18.1 If any provision of this Contract is held invalid or unenforceable, such provision will be considered null and void while the remaining provisions will remain in full force and effect.
18.2 The failure of Wyscout to exercise or enforce any right or provisions hereof shall not in any way constitute a waiver of such right or provision.
18.3 This Contract expresses the entire understanding and agreement between Wyscout and the Customer pertaining to the subject matter thereof.
18.4 Section headings are provided for ease of reading and have no legal or contractual effect.
18.5 Each party acts independently and is not an agent or representative of any other party.
18.6 No party has the right or authority to create obligations or give representations or guarantees in the name and on behalf of another party. This Contract may not be interpreted or construed to create an association, joint venture or partnership between the parties or to impose any obligation or liability of a partnership to one of them. The parties acknowledge and agree that this Contract may be terminated electronically without the need for written signatures.
18.7 The Customer expressly declares that he/she has read and fully understood this Contract, and that he/she accepts all its terms and conditions. The Customer has independently evaluated all aspects of this Contract and the opportunity to adhere to them. The Customer declares that he/she does not rely on any representation, guarantee or statement by Wyscout and/or third parties that is not expressly considered in this Contract.
19.1 All the information which the Customer becomes aware of during the execution of this Contract concerning, for example, the organisation, business and activity of Wyscout, as well as information regarding the Data, the Tool, the Service, Software or any other information acquired by the Customer under this Contract, is entirely confidential and must not be communicated or disclosed, either directly or indirectly, to third parties.
20. Governing Law and Jurisdiction
20.1 This Contract is governed by Italian law.
20.2 Any dispute arising between the parties concerning the interpretation, validity, efficacy and/or execution of the Contract shall be settled amicably between them, and if this is not possible, shall be referred exclusively to the Court of Genova.
21. Special Packages and Independent Providers services
21.1 As an exception of what above mentioned in Article 3 of the present Contract, the Customer may be able to purchase, through the Tool, special Packages provided by Wyscout and/or services by third parties (Independent Providers) different from Wyscout.
21.2 Wyscout shall never be held responsible for any damages or costs suffered or borne by the Customer and arising from facts, acts and/or behaviour of the Independent Providers.

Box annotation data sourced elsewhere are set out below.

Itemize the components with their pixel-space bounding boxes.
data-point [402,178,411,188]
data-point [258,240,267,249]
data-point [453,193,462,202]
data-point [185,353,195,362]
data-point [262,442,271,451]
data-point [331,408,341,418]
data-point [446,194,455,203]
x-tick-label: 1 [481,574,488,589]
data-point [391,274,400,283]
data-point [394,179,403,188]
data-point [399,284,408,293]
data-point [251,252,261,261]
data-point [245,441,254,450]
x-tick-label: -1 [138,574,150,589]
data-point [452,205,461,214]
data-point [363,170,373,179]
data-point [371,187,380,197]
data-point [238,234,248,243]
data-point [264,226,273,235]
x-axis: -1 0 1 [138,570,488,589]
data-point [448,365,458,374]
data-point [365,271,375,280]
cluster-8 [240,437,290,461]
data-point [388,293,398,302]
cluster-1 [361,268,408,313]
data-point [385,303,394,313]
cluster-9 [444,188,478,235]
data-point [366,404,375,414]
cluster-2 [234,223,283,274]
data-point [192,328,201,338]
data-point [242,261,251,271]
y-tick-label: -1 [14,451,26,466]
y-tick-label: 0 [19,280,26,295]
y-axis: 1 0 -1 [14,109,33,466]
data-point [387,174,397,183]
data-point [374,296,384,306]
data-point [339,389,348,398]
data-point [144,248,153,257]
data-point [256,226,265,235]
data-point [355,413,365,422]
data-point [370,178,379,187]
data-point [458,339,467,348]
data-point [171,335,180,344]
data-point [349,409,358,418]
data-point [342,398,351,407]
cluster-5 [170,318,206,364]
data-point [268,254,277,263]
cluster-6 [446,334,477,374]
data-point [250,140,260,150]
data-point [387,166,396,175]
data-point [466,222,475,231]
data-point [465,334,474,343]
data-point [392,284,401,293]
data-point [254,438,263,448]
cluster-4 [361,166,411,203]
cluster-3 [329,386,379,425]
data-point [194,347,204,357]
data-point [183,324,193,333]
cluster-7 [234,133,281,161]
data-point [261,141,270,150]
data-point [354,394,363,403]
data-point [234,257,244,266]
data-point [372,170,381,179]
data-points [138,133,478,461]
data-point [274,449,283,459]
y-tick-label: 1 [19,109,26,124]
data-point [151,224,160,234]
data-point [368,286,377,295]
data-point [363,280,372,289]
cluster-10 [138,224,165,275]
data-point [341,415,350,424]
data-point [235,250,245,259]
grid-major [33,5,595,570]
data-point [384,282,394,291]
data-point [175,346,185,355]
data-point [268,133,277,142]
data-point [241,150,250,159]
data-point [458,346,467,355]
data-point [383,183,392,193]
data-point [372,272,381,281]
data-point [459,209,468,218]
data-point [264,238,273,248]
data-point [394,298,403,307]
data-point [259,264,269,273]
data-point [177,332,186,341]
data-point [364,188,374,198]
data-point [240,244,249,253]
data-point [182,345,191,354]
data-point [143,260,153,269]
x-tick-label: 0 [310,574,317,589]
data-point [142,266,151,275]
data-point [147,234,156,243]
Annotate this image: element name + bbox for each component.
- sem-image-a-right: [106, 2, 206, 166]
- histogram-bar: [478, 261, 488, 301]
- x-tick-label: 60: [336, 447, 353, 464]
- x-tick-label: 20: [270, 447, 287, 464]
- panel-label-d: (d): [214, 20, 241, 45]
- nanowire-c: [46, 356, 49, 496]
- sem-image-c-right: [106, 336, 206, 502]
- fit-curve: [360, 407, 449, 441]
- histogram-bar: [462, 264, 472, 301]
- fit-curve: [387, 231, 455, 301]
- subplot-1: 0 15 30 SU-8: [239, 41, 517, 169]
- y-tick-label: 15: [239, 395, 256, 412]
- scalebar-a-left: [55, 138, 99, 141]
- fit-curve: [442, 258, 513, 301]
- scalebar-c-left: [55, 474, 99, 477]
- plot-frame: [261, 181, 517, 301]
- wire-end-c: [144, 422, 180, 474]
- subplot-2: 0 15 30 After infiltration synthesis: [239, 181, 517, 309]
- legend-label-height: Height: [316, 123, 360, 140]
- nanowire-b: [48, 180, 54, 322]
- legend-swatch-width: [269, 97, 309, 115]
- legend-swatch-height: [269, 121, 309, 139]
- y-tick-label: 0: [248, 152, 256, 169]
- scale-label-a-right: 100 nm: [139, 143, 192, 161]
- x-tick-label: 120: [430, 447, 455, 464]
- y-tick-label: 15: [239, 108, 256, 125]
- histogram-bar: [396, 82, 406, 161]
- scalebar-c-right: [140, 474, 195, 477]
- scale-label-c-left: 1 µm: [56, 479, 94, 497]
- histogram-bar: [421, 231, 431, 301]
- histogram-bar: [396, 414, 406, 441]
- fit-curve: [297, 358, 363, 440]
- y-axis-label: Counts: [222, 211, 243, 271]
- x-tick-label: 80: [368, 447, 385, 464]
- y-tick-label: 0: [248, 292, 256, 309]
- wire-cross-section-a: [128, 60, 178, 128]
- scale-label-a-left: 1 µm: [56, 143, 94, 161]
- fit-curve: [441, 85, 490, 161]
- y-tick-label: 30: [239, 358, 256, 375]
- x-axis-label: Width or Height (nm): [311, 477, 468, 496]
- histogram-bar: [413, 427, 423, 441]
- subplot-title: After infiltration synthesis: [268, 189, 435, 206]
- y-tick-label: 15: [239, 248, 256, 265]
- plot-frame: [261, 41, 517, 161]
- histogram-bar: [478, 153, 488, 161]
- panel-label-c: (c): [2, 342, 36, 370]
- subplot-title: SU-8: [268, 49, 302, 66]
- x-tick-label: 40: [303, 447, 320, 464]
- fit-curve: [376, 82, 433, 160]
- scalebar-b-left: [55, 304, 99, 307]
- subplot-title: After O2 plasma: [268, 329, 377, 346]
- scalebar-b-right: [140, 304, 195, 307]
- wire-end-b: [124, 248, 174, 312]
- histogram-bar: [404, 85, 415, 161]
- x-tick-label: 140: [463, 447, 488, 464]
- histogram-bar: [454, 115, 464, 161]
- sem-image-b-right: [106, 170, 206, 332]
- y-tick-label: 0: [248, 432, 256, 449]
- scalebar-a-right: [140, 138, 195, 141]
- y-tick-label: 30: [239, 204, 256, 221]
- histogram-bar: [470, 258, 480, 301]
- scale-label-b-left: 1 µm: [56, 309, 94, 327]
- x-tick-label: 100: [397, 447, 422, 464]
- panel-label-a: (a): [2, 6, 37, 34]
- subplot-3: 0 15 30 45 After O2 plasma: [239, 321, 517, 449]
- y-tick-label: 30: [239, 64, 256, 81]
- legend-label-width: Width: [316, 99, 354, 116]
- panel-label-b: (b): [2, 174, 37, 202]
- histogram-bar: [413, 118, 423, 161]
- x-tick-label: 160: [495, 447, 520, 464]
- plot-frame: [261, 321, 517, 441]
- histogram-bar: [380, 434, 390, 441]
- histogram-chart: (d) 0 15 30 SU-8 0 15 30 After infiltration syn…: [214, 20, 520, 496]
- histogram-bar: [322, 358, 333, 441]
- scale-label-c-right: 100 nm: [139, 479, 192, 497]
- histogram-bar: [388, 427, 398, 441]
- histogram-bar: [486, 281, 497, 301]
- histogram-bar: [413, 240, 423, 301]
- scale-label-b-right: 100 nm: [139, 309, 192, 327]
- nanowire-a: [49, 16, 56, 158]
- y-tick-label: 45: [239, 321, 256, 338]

Pursuant to and in Article 1341 of the Civil Code, the Customer declares him/herself to understand the content and accept the effects of the following provisions:
Article 1 (Subject of the Contract); Article 2 (Packages); Article 3 (Supply of the Service); Article 4 (Conduct of the Customer); Article 6 (Consideration, Method of Payment and Invoicing); Article 7 (Industrial Property Rights of Wyscout); Article 8 (Trademarks and Distinguishing Signs of the Customer); Article 9 (Disclaimer); Article 10 (Wyscout Limitation of Liability); Article 11 (Customer Declarations and Guarantees and Additional Agreements); Article 12 (Duration of the Contract); Article 13 (Express Termination Clause – Cancellation of the Contract); Article 15 (Prohibition of Assignment of Contract); Article 20 (Governing Law and Jurisdiction; Article 21 (Independent Providers services).